The following Patsy strips are from the year that Raab took over from Graff. What I see in these styles, is that Graff drew in a style that's very similar to that of Sickles. It almost seems like Sickles own work, until you realize that all of Patsy looked like this. It's only until the second quarter of the year that I start to recognize traits of the style that Graff later used for Agent X9 and especially on Brick Bradfort*. Than Raab takes over, not signing his first couple of dailies. What I see is a much more Caniff influenced style, making it possible that Raab had worked for Caniff on backgrounds or something like that.

*Joakiim warned me that Graff never drew Brick Breadford. That was Paul Norris, who drew the Jungle Jim in an Alex Raymond style, before taking over Brick Bradfort in a simplified version of the Milt Caniff style, using lots of ben day. Joakim also says he assisted Graff, which could mean that the hints of the later Bradford style betray Norris' involvement rather than Graff's or Caniff's.

I'll be returning to this topic later, but here are some images.

Jan 20 1940:


Jan 28 1940:


Feb 2 1940:


Feb 23 1940:


April 27 1940:

May 31 1940:


June 12 1940:


June 13 1940:


June 15 1940:


June 17 1940:


June 18 1940:


June 20 1940:


June 22 1940:

5 comments:

Joakim Gunnarsson said...

Some corrections here.:)
Graff didn't work on Brick Bradford. That was Paul Norris. (Who was also filling in for Graff on X9.)
Raabs first dailies were actually signed by him.(Probably lettered by Frank Engli and with art assist by Caniff.)
And the Dwyer (spelling?)
Patsy must be from a later date than 1940.

Posted some Norris/Graff art on my blog today, BTW.

Ger Apeldoorn said...

I keep mistaking Norris for Graff. But what did Graff do after 1945, when X-9 was taken over by a string of artists, inlcuding Rodlaw Willard in the late forties and possibly early fifties (Wikipedia mentions another artist for 1950/51, but my samples show it was signed in the panels by Willard). In 1952/1953 Hollingworth drew the strip, after which Geortge Tuska did it for a while as well.
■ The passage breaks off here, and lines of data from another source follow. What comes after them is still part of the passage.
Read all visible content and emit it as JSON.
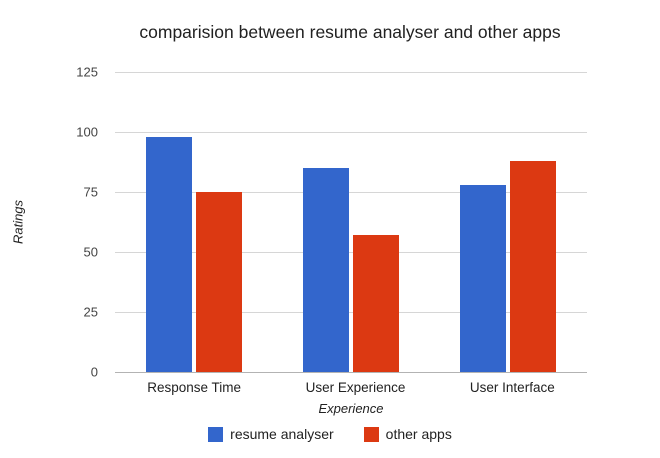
{
  "chart_data": {
    "type": "bar",
    "title": "comparision between resume analyser and other apps",
    "categories": [
      "Response Time",
      "User Experience",
      "User Interface"
    ],
    "series": [
      {
        "name": "resume analyser",
        "color": "#3366cc",
        "values": [
          98,
          85,
          78
        ]
      },
      {
        "name": "other apps",
        "color": "#dc3912",
        "values": [
          75,
          57,
          88
        ]
      }
    ],
    "xlabel": "Experience",
    "ylabel": "Ratings",
    "ylim": [
      0,
      125
    ],
    "yticks": [
      0,
      25,
      50,
      75,
      100,
      125
    ],
    "grid": true,
    "legend_position": "bottom"
  }
}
I have samples of those two as well, both interesting to me as I am interested in comic book artists whole moonlightedin newspaper strips?

Ger Apeldoorn said...

Patsy was taken over by Bill Dyer. I accidentally used one of his dailies here, which I removed. The temptation to call him Dwyer is big, especially if you are into Caniff as much as you are an know one of his early friends and masters was a Dwyer.

Ger Apeldoorn said...

And I just found out that X-9 was not taken over by anyone (the names I mention are involved with the later version od Scorchy Smith). This gives me something else to look for.

Smurfswacker said...

I'd like to join the Graff discussion. I've seen enough of his work on Patsy to conclude that most of the work was his, and that despite his debt to the Sickles/Caniff style, he was a master in his own right.
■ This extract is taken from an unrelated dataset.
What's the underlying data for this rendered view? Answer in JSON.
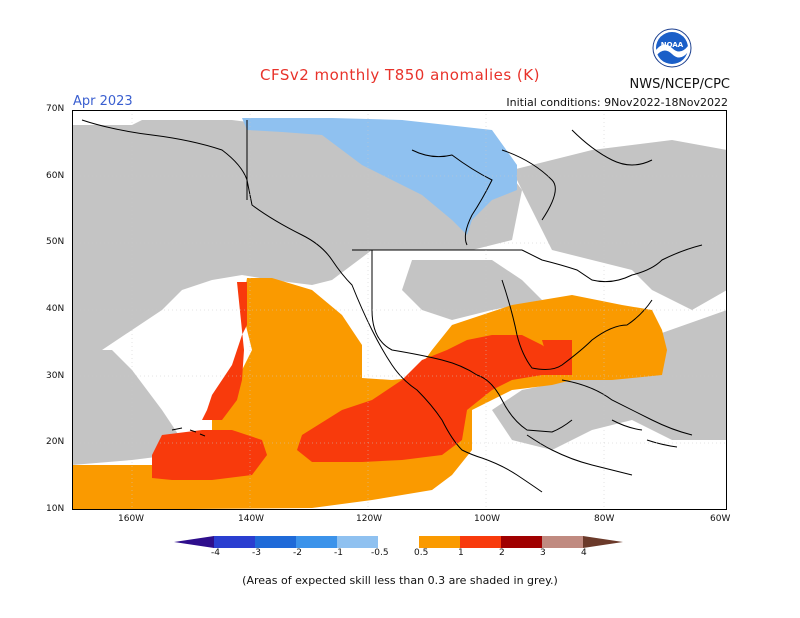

Patsy is full of great experiments with lighting and staging; and Graff worked hard on the scripts, trying to humanize his characters and situations. Graff was the only adventure strip writer other than Caniff to try this, and if his efforts didn't match Caniff's epic proportions, he still did a fine job.

I can't figure out why Graff made such a major stylistic change during X-9. The first year or so were close to his original style, and rather good, but he got very sloppy. As is well-known, he was battling the bottle; perhaps its effects were partly responsible for the change. It definitely figured into Norris' being hired to write and draw fill-in stories. Even so, during the fifties Graff's stories continued to emphasize character in both the leads and the secondary players.
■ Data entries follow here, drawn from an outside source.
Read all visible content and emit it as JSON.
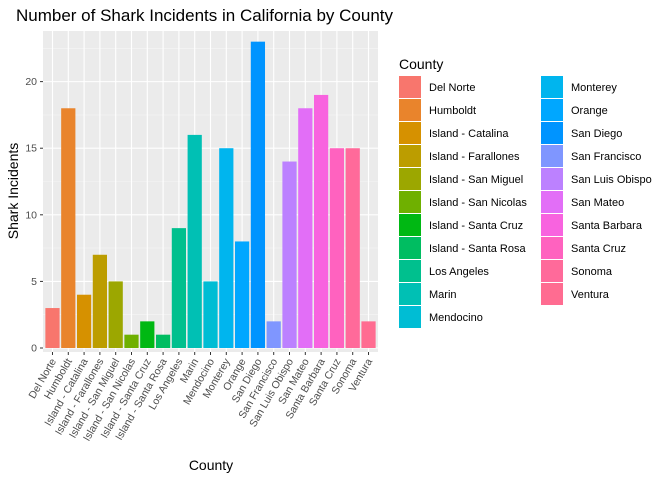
{
  "chart_data": {
    "type": "bar",
    "title": "Number of Shark Incidents in California by County",
    "xlabel": "County",
    "ylabel": "Shark Incidents",
    "ylim": [
      0,
      23.5
    ],
    "yticks": [
      0,
      5,
      10,
      15,
      20
    ],
    "grid": true,
    "legend_title": "County",
    "legend_position": "right",
    "categories": [
      "Del Norte",
      "Humboldt",
      "Island - Catalina",
      "Island - Farallones",
      "Island - San Miguel",
      "Island - San Nicolas",
      "Island - Santa Cruz",
      "Island - Santa Rosa",
      "Los Angeles",
      "Marin",
      "Mendocino",
      "Monterey",
      "Orange",
      "San Diego",
      "San Francisco",
      "San Luis Obispo",
      "San Mateo",
      "Santa Barbara",
      "Santa Cruz",
      "Sonoma",
      "Ventura"
    ],
    "values": [
      3,
      18,
      4,
      7,
      5,
      1,
      2,
      1,
      9,
      16,
      5,
      15,
      8,
      23,
      2,
      14,
      18,
      19,
      15,
      15,
      2
    ],
    "colors": [
      "#F8766D",
      "#E9842C",
      "#D69100",
      "#BC9D00",
      "#9CA700",
      "#6FB000",
      "#00B813",
      "#00BD61",
      "#00C08E",
      "#00C0B4",
      "#00BDD4",
      "#00B5EE",
      "#00A7FF",
      "#0094FF",
      "#7F96FF",
      "#BC81FF",
      "#E26EF7",
      "#F863DF",
      "#FF62BF",
      "#FF6A9A",
      "#FF6C91"
    ]
  }
}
All this ended when Bob Lubbers took over. Even the beautiful Al Williamson strips had very simplistic, formula scripts (this is not a putdown of Archie Goodwin, whose work I admire; I'm sure he followed the syndicate's instructions).

By the way, I've seen some clips of Raab's Patsy, in Ron Goulart's collection, which were unmistakably Sickles' work (except perhaps for Patsy).